Правда, она не слышала того, что сказала девушка у прилавка, когда они с Лукингером снова исчезли в толпе.

– Опять ведь новенькую подцепил, обманщик! – заметила та самая девушка, которая незадолго до этого была столь любезна с ними, и состроила гримаску.

Слащавая музыка, лившаяся из громкоговорителей, должно быть, подействовала и на Мануфактурщика.

«Эх, какие бы дела сегодня можно было провернуть! – думал он, – а я чем занимаюсь? Будто кобель, таскаюсь за этой пустующей сукой. На Урфарской ярмарке мне могло бы кое-что получше перепасть».

 
Розочка, розочка, розовая розочка,
Выиграл я в тире розу для тебя…
 

– несся квакающий звук из динамика, подвешенного у вывески тира.

– А мне – красную, – ластилась Катарина. И тут же получила ее.

– И желтую в придачу, – добавил Лукингер, напуская на себя суровость, – сама знаешь почему: совсем ведь ты не моя, сколько б там ни болтала.

– Чего это ты! – притворилась Кати, чтобы не выдать, как ей приятно это слышать. – Уж не приревновал ли?

Они подошли к другой винной палатке, и Катарина, уже немного опьянев, доверительно прижалась к своему кавалеру. Она выпила еще рюмку яичного ликера, а он заказал себе «клопиного», как он называл коньяк. И снова девушки за прилавком съязвили, когда парочка удалилась.

– Где это он такую дуру подобрал, этот Лукингер? Видала, как она ликер сперва языком попробовала? Есть его с чем поздравить.

В палатке предсказательницы было сумеречно и таинственно. Да и сама гадалка долго шептала что-то невразумительное, прежде чем сказать:

– Что-то все король да король, а ведь это к деньгам. Ну и везет же барышне, – бормотала она, поглядывая на карты через пенсне, будто заклиная их. – Червонный валет не отстает от короля, а эти вместе редко выпадают, значит, и к деньгам и к любви. Клянусь, эти двое не любят ложиться рядышком.

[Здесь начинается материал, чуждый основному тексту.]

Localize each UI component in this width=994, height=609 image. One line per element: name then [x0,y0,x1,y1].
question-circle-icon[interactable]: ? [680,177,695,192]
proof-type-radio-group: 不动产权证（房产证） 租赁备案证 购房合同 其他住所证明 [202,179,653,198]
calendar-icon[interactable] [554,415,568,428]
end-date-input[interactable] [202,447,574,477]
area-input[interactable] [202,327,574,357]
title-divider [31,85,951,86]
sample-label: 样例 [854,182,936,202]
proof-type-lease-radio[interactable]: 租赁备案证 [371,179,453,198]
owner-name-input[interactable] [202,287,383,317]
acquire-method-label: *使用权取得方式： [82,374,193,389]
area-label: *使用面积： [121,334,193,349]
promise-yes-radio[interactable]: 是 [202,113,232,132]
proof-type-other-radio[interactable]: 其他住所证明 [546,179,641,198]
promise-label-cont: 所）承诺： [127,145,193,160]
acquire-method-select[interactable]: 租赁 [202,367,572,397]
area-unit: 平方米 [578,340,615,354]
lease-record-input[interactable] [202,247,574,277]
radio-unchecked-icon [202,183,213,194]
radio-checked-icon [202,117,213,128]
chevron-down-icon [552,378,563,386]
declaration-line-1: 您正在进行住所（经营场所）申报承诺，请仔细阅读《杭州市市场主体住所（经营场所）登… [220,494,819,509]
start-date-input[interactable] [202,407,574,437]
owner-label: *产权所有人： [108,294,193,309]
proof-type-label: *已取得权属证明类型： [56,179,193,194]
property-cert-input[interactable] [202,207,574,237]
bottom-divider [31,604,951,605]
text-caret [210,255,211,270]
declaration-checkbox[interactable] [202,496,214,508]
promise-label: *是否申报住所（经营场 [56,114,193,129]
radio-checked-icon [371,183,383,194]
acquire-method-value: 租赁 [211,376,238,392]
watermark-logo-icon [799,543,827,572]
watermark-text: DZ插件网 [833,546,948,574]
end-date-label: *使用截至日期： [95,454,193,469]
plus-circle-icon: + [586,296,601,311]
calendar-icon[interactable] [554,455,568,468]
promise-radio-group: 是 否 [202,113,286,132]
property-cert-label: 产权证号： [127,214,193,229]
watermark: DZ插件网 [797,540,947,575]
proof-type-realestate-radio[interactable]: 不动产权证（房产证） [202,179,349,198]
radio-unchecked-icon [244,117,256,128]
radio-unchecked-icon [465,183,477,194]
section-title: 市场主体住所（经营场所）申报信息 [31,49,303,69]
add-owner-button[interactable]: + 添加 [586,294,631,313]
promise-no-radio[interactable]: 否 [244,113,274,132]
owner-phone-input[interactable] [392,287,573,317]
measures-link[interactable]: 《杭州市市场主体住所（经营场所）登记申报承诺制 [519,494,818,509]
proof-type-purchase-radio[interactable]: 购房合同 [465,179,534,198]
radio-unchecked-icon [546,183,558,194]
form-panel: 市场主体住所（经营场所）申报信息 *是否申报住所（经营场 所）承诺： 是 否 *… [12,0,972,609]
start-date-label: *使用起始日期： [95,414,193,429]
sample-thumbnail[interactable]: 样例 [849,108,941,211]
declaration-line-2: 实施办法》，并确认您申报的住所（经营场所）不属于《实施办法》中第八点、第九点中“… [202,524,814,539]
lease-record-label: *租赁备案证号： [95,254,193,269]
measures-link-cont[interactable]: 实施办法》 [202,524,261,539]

– А я вот не верю, – отмахивалась от нее Катарина,

– Карта – она никогда не обманет, – шептал ей Лукингер, и девушка мечтательно склонила голову к нему на плечо.

В «Комнате страхов» Кати завизжала и вцепилась в своего спутника, когда они в тележке проносились под ногами повешенных. Он нашел губами ее губы, а она, не противясь, неловко отвечала на его ласки.

«Вот уж деревенщина! – весело подумал Лукингер. – И чему ее этот парень учит, хотел бы я знать».

В небольшой палатке, где подавали пиво в розлив, царило безудержное веселье. Один из музыкантов хлопал своего коллегу оркестранта картонной тарелкой по голове, и при этом из динамика раздавался громоподобный грохот. Лукингер, пошептавшись с подавальщицей, кивнул в сторону оркестра. Вскоре к рампе подошел капельмейстер и поднял кверху две кружки, наполненные пенящимся пивом. Грянул туш.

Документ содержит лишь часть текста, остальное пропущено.